In the time of Henry VIII, British military outlays averaged 29.4% as a percentage of central government expenses. That number skyrocketed to 74.6% in the 18th century, and never dropped below 55%.
The Seven Years’ War alone, fought on a global scale from 1756 – ‘63, saw England borrow the unprecedented sum of £58 million, doubling the national debt and straining the British economy.
For the American colonies, the conflict took the form of the French and Indian War. Across the “pond”, the never-ending succession of English wars meant that, not only were colonists left alone to run their own affairs, but individual colonists learned an interdependence of one upon another, resulting in significant economic growth during every decade of the 1700s.
Some among the British government saw in the American colonies, the classically “Liberal” notion of the Free Market, as described by intellectuals such as John Locke: “No People ever yet grew rich by Policies,” wrote Sir Dudley North. “But it is Peace, Industry, and Freedom that brings Trade and Wealth“. These, were in the minority. The prevailing attitude at the time, saw the colonies as the beneficiary of much of British government expense. These wanted some help, picking up the tab.
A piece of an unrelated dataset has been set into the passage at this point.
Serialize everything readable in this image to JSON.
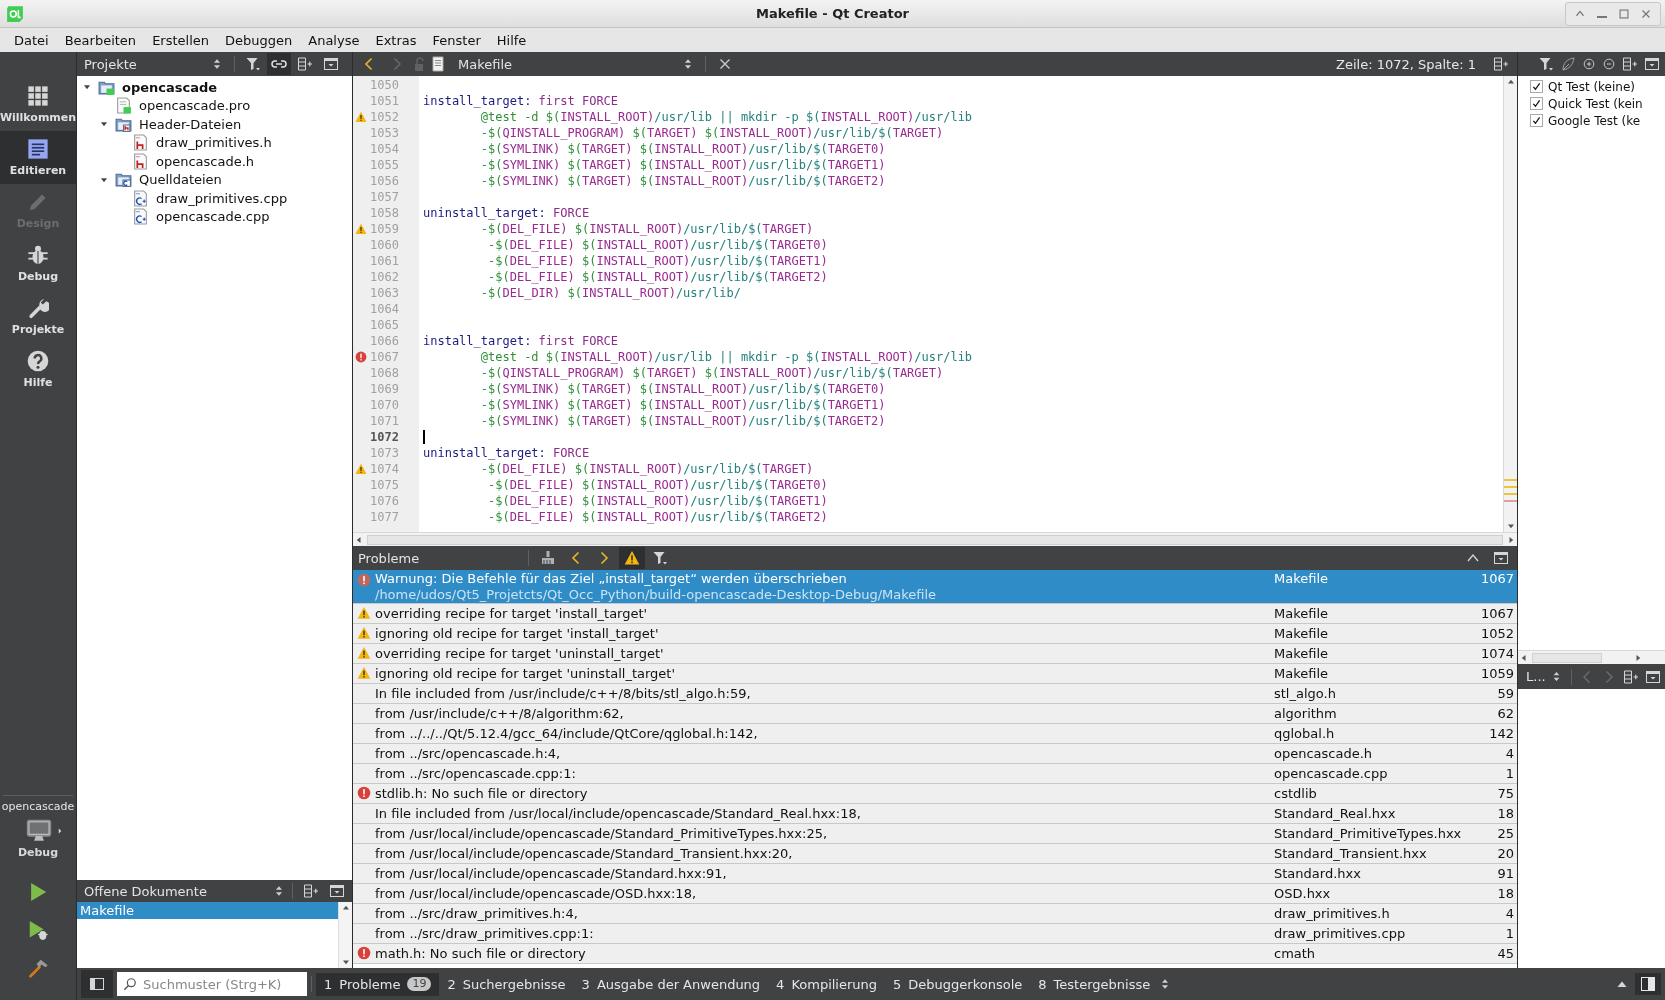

Several measures were taken to collect revenues during the 1760s. Colonists bristled at what was seen as heavy handed taxation policies. The Sugar Act, the Currency Act: in one 12-month period alone, Parliament passed the Stamp Act, Quartering Act, and the Declaratory Act, while deputizing Royal Navy Sea Officers to enforce customs laws in colonial ports.
The merchants and traders of Boston specifically cited “the late war” and the expenses related to it, concluding the Boston Non-Importation Agreement of August 1, 1768. The agreement prohibited the importation of a long list of goods, ending with the statement ”That we will not, from and after the 1st of January 1769, import into this province any tea, paper, glass, or painters colours, until the act imposing duties on those articles shall be repealed”.
The ‘Boston Massacre’ of 1770 was a direct result of the tensions between colonists and
the “Regulars” sent to enforce the will of the Crown. Two years later, Sons of Liberty looted and burned the HMS Gaspee in Narragansett Bay, Rhode Island.
The Tea Act, passed by Parliament on May 10, 1773, was less a revenue measure than it was an effort to prop up the British East India Company, by that time burdened with debt and holding some eighteen million pounds of unsold tea. The measure actually reduced the price of tea, but Colonists saw it as an effort to buy popular support for taxes already in force, and refused the cargo. In Philadelphia and New York, tea ships were turned away and sent back to Britain while in Charleston, the cargo was left to rot on the docks.
British law required a tea ship to offload and pay customs duty within 20 days, or the cargo was forfeit. The Dartmouth arrived in Boston at the end of November with a cargo of tea, followed by the tea ships Eleanor and Beaver. Samuel Adams called for a meeting at Faneuil Hall on the 29th, which then moved to Old South Meeting House to accommodate the crowd. 25 men were assigned to watch Dartmouth, making sure she didn’t unload.
7,000 gathered at Old South Meeting House on December 16th, 1773, the last day of deadline, for Dartmouth’s cargo. Royal Governor Hutchinson held his ground, refusing the vessel permission to leave. Adams announced that “This meeting can do nothing further to save the country.”
That night, anywhere between 30 and 130 Sons of Liberty, many dressed as Mohawk Indians, boarded the three ships in Boston Harbor. There they threw 342 chests of tea, 90,000 pounds in all, into Boston Harbor. £9,000 worth of tea was destroyed, worth about $1.5 million in today’s dollars.
In the following months, other protesters staged their own “Tea Parties”, destroying imported British tea in New York, Philadelphia, Charleston, and Greenwich, NJ. There was even a second Boston Tea Party on March 7, 1774, when 60 Sons of Liberty, again dressed as Mohawks, boarded the “Fortune”. This time they dumped a ton and one-half of the stuff, into the harbor. That October in Annapolis Maryland, the Peggy Stewart was burned to the water line.
For decades to come, the December 16 incident in Boston Harbor was blithely referred to as “the destruction of the tea.” The earliest newspaper reference to “tea party” wouldn’t come down to us, until 1826.
John Crane of Braintree is one of the few original tea partiers ever identified, and the only man injured in the event. An original member of the Massachusetts Society of the Cincinnati and early member of the Sons of Liberty, Crane was struck on the head by a tea crate and thought to be dead. His body was carried away and hidden under a pile of shavings at a Boston cabinet maker’s shop. It must have been a sight when John Crane “rose from the dead”, the following morning.
Great Britain responded with the “Intolerable Acts” of 1774, including the occupation of Boston by British troops. Minutemen clashed with “Lobster backs” a few months later, on April 19, 1775. When it was over, eight Lexington men lay dead or dying, another ten wounded. One British soldier was wounded. No one alive today knows who fired the first shot at Lexington Green. History would remember the events of that day as “The shot heard ’round the world”.